The way that the Islamic State should be destroyed also matters. Iraq and Syria must not be allowed to become Iranian proxy states. The Iranian government has issued statements condemning the idea of US involvement in fighting the Islamic State in Iraq saying that the Iraqis can deal with the issue themselves. At the same time, Iran is sending Revolutionary Guards to Baghdad. During the 2003 US-lead invasion, Iraq's air force was destroyed and so there is an almost moral obligation on the part of the United States to provide Iraq with air support in fighting the Islamist militants. The outcome must also include an Iraqi government free from the divisive mismanagement of Al-Maliki who has proven time and again that he is unable or unwilling to unite the infinitely diverse strands of Iraqi society, from Sunni and Shia to Christians, Kurds, and Turkomens behind a united and representative government.
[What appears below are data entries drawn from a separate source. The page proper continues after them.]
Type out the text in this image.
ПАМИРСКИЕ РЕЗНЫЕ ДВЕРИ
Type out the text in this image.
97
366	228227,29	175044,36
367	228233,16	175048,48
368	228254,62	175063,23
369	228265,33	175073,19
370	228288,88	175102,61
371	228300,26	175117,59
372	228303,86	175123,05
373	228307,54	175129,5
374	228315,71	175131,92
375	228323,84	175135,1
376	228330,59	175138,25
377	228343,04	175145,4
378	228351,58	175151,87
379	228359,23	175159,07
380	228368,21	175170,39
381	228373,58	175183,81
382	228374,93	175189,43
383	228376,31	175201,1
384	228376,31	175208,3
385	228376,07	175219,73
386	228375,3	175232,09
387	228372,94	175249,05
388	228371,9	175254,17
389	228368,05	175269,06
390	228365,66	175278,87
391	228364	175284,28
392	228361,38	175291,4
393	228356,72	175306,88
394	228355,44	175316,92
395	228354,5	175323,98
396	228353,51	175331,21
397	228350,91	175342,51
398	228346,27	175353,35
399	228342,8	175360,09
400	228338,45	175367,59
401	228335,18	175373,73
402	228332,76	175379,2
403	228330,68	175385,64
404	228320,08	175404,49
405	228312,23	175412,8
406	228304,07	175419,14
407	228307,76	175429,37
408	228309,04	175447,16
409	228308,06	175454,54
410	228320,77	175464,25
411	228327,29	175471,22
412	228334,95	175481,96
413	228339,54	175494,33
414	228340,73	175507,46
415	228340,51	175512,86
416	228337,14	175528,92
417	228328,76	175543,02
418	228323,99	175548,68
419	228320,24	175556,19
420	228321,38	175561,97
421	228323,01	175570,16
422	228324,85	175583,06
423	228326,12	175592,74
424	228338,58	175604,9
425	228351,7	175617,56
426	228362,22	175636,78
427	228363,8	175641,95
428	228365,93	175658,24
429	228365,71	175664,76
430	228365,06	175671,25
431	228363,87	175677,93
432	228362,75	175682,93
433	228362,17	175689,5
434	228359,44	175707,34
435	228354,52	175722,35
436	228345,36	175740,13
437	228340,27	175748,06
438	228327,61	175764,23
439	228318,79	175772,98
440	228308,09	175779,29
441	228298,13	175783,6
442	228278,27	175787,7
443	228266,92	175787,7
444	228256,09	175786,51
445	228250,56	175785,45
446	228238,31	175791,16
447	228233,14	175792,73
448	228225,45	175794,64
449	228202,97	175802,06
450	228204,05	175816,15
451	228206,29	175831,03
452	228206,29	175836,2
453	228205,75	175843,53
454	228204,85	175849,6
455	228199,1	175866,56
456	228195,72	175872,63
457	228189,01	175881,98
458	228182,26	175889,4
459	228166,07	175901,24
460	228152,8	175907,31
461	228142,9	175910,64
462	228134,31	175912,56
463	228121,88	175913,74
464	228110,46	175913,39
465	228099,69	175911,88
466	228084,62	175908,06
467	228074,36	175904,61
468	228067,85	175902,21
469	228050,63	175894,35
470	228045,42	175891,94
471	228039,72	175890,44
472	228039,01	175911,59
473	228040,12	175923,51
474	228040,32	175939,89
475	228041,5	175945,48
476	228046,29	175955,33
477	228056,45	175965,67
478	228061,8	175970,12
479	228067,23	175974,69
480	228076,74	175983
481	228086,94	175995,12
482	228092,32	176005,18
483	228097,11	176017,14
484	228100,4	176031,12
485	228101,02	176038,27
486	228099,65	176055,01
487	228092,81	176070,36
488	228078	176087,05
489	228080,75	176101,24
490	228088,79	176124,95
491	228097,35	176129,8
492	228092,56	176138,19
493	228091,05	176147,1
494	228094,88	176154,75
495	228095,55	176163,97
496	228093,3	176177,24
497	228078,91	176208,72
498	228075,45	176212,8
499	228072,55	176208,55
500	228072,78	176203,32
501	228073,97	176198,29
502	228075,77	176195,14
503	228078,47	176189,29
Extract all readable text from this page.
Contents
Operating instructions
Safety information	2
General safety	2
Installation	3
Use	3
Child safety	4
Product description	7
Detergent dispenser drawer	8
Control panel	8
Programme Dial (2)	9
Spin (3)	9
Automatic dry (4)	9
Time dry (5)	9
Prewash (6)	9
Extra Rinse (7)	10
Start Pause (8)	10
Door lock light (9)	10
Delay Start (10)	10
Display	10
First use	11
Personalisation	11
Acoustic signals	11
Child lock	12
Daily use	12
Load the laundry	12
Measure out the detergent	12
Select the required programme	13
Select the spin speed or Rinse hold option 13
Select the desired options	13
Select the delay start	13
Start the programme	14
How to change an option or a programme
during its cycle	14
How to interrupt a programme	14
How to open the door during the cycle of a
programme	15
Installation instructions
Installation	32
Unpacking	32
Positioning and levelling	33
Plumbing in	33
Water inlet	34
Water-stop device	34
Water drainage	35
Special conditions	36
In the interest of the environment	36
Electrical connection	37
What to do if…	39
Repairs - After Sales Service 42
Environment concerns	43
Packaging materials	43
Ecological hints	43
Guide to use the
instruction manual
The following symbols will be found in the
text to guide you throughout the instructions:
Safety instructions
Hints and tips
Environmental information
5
Continued disengagement from the Middle East will not work. The international community cannot afford the broader ramifications of the success of the Islamic State. There's no doubt that having a state-run by an extreme offshoot of al Qaeda located in one of the most geopolitically significant areas of one of the most geopolitically significant regions of the world would be a catastrophe. But there's also the broader issue that the Islamic State has carved out a caliphate through brute force out of two sovereign Arab states. Needless to say, the IS are not seeking to be signatory to any of the treaties of international law from the Geneva Convention to the International Bill of Human Rights. International law, for example, decrees that a person in need of medical attention must be given medical attention. We have already seen the that the Islamic State is happy to ignore this principle. We have to consider the ramifications of a nation being set up without the intention of being applicant to any of our international organizations from the United Nations to the International Criminal Court let alone being accepted as a member of those organizations. The consequences for the model of the nation-state, world-order and international cooperation in the 21st century are unthinkable. The precedent that this sets is frightening.

In my oratorio, back in Aleppo, I am bringing back one of the Middle East's most storied figures, King David, to retell through the Psalms, the consequences of the people of the world "raging in vain". I'm working with the always inspirational Najla Said to retell his story and the stories of the Psalms in the ruins of Aleppo through her words and my music. There is no doubt that the arts have inspired change across the millennia and perhaps our Jeremiad prophesies will inspire people to act faster. We, the artists, will continue to tell the vital human stories. Now we also need our diplomats and world leaders to act courageously and urgently too.